Brick and mortar, this is for the folks with masonry chimneys or masonry at all. Pointing, Repointing, and Tuckpointing is a trinity of points essential to know when calling about something wrong with the bricks, specifically with the mortar.

Today we will be going over what exactly these three terms are, how they relate, and which exactly is important. In common speech, one may use the term “pointing” for all three, so if a homeowner wants specifics, it’s your job to know terms.


Pointing is not too hard to understand; it’s the laying of mortar to hold bricks together. More specifically, it is the filling of defects likely in the brick shape and the finishing of mortar joints; one may think of it as being placed atop the joint. There is the initial mortar work done, then afterward pointing to fill in any mistakes. Pointing may involve raking, the taking out of some of the mortar, to replace with another stronger or otherwise better mix. What are mortar joints?

To most people, the mortar joints are best described as the mortar itself; it’s just the mortar lines holding bricks together. Yet, it’s not exactly that simple; they have shapes, variants in importance, and purposes. All that we will go over in another blog, so see you there!

As for what is essential to understand about joints in masonry? The mortar used in pointing is vital. Incorrectly done pointing can lead to irreparable damage to a wall; what is the cause of this damage—water, the arch-nemesis of engineering and architecture, and even the fine arts. Bricks and stones are excellent materials, porous and surprisingly absorbent; they need to be allowed to breathe and drain, yet the mortar also needs to be absorbent while itself able to drain as in pointing its job is to protect the joints from water. It must be flexible and not too strong; the mortar’s job is to take the damage instead of the bricks themselves.

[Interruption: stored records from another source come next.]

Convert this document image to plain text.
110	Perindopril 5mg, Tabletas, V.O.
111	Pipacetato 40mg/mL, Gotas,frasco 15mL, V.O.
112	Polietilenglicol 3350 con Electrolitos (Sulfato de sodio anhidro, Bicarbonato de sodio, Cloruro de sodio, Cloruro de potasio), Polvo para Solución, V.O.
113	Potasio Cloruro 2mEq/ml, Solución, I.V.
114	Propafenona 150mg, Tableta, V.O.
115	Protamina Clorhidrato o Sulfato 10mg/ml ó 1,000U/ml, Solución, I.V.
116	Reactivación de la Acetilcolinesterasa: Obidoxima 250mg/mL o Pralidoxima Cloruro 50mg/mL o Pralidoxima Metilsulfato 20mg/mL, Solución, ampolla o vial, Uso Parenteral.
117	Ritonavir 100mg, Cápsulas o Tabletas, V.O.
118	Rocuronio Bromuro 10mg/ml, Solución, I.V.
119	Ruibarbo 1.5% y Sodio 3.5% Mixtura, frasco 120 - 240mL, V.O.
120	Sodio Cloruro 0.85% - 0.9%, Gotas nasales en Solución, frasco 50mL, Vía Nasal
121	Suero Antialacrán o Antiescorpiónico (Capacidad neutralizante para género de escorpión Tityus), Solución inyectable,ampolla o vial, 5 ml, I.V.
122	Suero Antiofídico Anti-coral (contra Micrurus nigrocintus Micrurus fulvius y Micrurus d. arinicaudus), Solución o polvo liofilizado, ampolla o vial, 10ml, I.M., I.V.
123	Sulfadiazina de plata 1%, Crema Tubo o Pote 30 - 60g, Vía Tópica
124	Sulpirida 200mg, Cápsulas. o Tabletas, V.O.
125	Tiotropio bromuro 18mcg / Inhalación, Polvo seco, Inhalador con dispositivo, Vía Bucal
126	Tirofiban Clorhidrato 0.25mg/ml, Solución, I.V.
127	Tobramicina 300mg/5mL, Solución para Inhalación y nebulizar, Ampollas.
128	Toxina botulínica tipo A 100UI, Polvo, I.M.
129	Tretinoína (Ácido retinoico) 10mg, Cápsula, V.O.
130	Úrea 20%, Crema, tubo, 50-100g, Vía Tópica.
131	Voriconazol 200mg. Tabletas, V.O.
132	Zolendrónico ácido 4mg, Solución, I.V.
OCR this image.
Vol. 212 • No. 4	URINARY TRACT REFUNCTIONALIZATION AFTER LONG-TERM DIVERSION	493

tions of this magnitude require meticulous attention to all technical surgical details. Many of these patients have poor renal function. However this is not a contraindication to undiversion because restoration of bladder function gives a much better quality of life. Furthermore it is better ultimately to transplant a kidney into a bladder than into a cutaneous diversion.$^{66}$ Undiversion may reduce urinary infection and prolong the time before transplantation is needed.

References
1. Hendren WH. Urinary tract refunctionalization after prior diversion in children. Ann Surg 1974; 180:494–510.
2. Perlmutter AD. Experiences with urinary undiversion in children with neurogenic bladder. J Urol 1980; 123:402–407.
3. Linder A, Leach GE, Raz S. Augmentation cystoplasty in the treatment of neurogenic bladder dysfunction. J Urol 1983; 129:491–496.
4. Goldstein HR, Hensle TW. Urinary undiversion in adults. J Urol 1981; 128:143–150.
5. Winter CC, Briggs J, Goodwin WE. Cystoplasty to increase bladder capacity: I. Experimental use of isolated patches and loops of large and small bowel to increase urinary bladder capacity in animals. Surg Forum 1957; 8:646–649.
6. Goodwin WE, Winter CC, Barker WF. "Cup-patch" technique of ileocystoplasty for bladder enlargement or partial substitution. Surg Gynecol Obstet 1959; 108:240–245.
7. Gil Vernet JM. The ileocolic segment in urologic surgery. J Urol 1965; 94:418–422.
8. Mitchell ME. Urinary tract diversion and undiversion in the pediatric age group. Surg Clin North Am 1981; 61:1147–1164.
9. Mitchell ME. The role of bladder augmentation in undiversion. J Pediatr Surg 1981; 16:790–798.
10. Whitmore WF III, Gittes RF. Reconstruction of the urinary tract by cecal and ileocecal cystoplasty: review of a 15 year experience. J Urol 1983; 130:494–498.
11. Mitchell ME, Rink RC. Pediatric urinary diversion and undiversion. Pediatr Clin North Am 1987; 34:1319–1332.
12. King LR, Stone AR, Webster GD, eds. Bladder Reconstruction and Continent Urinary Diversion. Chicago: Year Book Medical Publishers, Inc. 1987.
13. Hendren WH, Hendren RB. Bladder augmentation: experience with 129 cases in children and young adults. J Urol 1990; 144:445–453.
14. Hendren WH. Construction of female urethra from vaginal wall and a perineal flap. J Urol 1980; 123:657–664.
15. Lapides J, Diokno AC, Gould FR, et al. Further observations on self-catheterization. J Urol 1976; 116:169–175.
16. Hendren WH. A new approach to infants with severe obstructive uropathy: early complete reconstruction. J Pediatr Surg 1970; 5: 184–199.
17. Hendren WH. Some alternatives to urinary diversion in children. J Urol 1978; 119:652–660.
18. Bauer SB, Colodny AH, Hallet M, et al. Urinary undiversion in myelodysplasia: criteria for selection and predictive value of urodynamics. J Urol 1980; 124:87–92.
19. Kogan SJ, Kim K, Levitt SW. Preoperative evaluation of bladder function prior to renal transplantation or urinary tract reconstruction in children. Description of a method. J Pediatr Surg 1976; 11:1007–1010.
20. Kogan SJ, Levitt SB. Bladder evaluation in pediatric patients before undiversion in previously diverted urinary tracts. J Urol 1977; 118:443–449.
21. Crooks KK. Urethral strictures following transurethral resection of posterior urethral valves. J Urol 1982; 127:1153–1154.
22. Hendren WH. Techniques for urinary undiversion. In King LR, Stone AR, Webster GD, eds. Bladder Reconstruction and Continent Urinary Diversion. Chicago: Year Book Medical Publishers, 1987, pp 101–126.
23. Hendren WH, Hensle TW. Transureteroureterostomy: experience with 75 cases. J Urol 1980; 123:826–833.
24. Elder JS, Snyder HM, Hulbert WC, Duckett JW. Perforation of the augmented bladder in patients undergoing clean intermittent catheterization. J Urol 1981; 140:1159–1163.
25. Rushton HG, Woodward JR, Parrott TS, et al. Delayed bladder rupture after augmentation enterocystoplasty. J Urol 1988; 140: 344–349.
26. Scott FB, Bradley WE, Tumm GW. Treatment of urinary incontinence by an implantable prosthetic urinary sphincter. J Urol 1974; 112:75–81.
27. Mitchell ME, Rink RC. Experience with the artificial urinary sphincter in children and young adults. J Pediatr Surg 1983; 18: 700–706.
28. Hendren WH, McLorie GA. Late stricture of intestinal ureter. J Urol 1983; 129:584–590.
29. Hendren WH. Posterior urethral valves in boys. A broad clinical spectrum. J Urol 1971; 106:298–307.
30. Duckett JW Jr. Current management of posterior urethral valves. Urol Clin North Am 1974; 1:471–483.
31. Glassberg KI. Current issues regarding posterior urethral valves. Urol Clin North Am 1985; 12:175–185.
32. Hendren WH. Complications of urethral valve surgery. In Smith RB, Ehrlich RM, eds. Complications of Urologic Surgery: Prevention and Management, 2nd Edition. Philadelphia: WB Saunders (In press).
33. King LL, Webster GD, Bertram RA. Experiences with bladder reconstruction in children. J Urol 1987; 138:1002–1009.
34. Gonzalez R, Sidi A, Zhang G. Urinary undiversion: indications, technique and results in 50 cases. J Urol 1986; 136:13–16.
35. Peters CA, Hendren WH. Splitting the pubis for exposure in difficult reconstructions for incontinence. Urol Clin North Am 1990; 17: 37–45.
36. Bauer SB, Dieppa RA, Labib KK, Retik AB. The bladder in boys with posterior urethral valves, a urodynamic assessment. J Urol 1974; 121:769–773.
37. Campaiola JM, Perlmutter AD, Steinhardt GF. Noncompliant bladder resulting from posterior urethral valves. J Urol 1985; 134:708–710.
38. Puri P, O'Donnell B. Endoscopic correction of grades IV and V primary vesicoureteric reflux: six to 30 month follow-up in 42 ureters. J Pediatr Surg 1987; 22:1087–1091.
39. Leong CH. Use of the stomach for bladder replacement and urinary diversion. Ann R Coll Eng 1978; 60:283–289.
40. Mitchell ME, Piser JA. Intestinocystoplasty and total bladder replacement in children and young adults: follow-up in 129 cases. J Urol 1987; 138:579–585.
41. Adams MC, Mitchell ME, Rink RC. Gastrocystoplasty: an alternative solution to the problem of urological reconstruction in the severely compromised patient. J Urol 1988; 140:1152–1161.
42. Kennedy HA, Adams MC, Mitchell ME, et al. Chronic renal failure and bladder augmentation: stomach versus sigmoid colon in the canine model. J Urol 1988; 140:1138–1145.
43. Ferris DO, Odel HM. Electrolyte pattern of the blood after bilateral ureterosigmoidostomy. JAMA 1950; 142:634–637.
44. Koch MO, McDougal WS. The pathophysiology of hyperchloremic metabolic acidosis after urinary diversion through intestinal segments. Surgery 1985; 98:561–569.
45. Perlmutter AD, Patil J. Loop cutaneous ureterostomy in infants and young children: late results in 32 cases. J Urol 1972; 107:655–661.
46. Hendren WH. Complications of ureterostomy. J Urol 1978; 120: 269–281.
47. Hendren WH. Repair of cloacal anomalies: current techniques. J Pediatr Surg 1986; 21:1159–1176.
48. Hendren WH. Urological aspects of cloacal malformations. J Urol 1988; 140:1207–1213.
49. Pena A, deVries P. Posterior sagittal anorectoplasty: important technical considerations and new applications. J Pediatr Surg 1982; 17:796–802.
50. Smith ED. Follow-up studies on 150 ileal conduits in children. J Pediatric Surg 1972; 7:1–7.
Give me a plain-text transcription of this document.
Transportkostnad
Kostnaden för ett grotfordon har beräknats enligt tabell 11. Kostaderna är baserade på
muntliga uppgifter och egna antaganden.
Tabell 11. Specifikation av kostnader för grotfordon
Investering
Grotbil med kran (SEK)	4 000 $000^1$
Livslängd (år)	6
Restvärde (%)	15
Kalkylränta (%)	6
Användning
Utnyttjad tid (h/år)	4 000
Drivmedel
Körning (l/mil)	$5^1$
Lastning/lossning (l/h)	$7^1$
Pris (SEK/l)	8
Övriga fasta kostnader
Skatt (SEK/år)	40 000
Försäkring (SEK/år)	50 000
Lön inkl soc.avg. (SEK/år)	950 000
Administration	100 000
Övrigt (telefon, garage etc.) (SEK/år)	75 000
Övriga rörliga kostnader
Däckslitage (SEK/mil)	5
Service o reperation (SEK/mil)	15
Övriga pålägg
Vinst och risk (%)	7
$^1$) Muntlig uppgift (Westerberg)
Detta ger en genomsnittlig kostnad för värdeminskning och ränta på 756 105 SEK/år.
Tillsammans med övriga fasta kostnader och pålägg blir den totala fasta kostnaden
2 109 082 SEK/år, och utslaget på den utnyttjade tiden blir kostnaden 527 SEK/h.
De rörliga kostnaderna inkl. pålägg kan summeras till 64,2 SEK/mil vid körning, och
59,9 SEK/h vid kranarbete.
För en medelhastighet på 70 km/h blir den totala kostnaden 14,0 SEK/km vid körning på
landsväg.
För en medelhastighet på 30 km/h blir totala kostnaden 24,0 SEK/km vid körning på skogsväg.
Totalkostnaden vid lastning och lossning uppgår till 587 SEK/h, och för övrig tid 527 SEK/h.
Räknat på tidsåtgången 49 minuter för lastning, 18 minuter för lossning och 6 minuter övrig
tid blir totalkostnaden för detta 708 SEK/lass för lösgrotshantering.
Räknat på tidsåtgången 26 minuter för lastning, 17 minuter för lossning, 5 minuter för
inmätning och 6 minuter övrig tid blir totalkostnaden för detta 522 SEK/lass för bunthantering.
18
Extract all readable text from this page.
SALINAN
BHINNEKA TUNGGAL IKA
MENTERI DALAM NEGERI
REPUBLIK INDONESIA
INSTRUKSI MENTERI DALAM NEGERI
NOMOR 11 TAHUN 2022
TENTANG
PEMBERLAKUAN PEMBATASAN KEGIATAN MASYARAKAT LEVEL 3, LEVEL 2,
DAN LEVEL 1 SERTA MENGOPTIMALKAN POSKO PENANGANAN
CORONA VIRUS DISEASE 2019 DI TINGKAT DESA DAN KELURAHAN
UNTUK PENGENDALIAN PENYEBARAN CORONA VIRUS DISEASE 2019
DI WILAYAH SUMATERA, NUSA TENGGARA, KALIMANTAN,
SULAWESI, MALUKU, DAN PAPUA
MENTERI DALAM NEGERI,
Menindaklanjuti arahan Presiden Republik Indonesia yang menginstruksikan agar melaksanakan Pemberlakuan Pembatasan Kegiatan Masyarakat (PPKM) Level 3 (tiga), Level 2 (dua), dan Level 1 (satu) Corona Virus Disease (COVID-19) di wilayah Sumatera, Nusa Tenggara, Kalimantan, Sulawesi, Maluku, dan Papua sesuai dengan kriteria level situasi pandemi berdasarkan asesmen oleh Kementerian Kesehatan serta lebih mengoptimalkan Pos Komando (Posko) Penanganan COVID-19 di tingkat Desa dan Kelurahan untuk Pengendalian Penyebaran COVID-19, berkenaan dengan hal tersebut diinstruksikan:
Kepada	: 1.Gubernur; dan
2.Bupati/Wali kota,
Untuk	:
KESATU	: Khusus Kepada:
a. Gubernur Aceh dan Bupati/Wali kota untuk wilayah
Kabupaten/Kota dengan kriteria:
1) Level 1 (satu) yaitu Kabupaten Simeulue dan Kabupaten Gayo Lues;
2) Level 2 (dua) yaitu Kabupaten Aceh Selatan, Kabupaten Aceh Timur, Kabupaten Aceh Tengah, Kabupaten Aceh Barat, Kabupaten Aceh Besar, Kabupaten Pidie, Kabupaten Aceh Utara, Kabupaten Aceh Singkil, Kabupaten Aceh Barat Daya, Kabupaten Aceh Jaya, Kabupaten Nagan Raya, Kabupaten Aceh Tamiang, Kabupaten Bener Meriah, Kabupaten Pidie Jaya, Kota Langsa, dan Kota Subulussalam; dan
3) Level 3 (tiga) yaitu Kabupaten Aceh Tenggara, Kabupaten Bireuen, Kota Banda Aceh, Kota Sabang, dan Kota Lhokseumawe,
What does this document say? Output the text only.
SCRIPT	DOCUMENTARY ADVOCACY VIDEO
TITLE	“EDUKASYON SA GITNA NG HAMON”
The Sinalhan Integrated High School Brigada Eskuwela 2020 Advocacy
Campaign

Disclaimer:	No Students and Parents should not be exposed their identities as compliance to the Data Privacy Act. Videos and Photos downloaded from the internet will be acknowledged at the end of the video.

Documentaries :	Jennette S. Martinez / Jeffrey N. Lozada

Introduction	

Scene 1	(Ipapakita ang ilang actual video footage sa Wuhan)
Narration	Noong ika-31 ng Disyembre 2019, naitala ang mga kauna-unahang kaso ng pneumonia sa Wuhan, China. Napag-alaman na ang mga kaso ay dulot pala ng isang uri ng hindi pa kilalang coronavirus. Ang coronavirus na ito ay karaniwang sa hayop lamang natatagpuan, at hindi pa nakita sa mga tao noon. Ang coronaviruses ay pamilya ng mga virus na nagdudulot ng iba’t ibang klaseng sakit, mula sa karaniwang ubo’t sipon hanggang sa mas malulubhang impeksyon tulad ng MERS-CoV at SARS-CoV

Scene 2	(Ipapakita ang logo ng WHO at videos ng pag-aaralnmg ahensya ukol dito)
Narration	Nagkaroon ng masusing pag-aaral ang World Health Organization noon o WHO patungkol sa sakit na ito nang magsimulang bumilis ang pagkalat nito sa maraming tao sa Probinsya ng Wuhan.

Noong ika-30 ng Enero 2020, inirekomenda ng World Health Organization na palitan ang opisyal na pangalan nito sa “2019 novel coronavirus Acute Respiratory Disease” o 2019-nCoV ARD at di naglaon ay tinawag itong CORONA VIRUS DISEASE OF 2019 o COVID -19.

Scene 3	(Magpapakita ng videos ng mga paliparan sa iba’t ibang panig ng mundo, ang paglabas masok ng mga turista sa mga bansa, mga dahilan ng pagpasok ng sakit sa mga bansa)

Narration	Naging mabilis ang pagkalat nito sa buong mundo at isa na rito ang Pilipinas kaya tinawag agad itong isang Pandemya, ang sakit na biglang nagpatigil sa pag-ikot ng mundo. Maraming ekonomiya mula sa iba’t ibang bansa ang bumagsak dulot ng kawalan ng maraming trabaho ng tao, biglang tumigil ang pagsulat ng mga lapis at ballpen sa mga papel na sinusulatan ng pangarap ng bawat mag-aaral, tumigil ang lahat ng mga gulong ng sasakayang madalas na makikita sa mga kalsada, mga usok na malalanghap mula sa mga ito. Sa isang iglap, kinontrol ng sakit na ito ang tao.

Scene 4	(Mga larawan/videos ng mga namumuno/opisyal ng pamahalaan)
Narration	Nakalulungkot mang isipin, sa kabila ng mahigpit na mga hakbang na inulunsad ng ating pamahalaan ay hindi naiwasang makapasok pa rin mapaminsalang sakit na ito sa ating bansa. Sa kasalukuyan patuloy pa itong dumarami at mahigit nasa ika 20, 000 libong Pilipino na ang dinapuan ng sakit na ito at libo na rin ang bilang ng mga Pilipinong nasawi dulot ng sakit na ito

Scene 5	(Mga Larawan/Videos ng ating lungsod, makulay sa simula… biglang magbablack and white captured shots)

Along with all that, pointing also has to look good, otherwise why not just plaster walls instead. Providing complete protection from water and the elements, plaster gives the appearance of a plain flat wall. When one gets pointing done, they likely want the wall to have that Brickhouse aesthetic.


With that in mind, it turns out mortar has a relatively short lifespan, at least when compared to the bricks, blocks, or stones used to hold together. This is entirely the point, as they are the lungs to prevent bricks from deteriorating, and pointing is easy to address and repair compared to brick damage. Thankfully there is a name for this process, repointing.

Repointing has to be done every few years to maintain walls of masonry. The process is precisely what it sounds like, pointing… again. When correctly performed, it restores both the visage and structural integrity, leading to the longevity of the building or, in our case, the chimney and the building envelope. It’s also not too expensive.

A building envelope is the divide between the conditioned and unconditioned environments of a building. In a sense, “building envelope” refers to the inside and outside; however, the terms are not to be interchanged. The conditioned environment specifically refers to air current, temperature, and in some cases, may refer to serialized air. The inside included the attic, basement, and garage in many homes, but the envelope does not tend to include such spaces.

Tuck pointing + more

Tuck pointing is a specific variant; it’s a purely aesthetic difference, though it does the functions pointing should. Other variants include the disastrous strap pointing, utilitarian flush pointing, typical grooved pointing, etc.

Tuckpointing is explicitly done to look good, using a masonry with a color similar to the bricks or stones and then racking out a grove in the center of the joint to fill with white lime putty, giving the wall more brick and minor mortar appearance with thin and straight lines.

Flush pointing leaves the masonry looking somewhat unappealing. Excess mortar is removed from the joint, leaving a flushed joint. While sacrificing looks, the boon in exchange is excellent durability, as it does not have space to collect water or debris.

Strap pointing is terrible; with straight lines and no style, it often uses cement and locks in moisture, failing its one job. This pointing likely will only damage the wall over time and will need to be removed. Meanwhile, the average is grooved pointing which looks refined and works just as well. It may also be called keyed pointing; it’s named like this because it has a groove in the pointing keyed/rubbed in.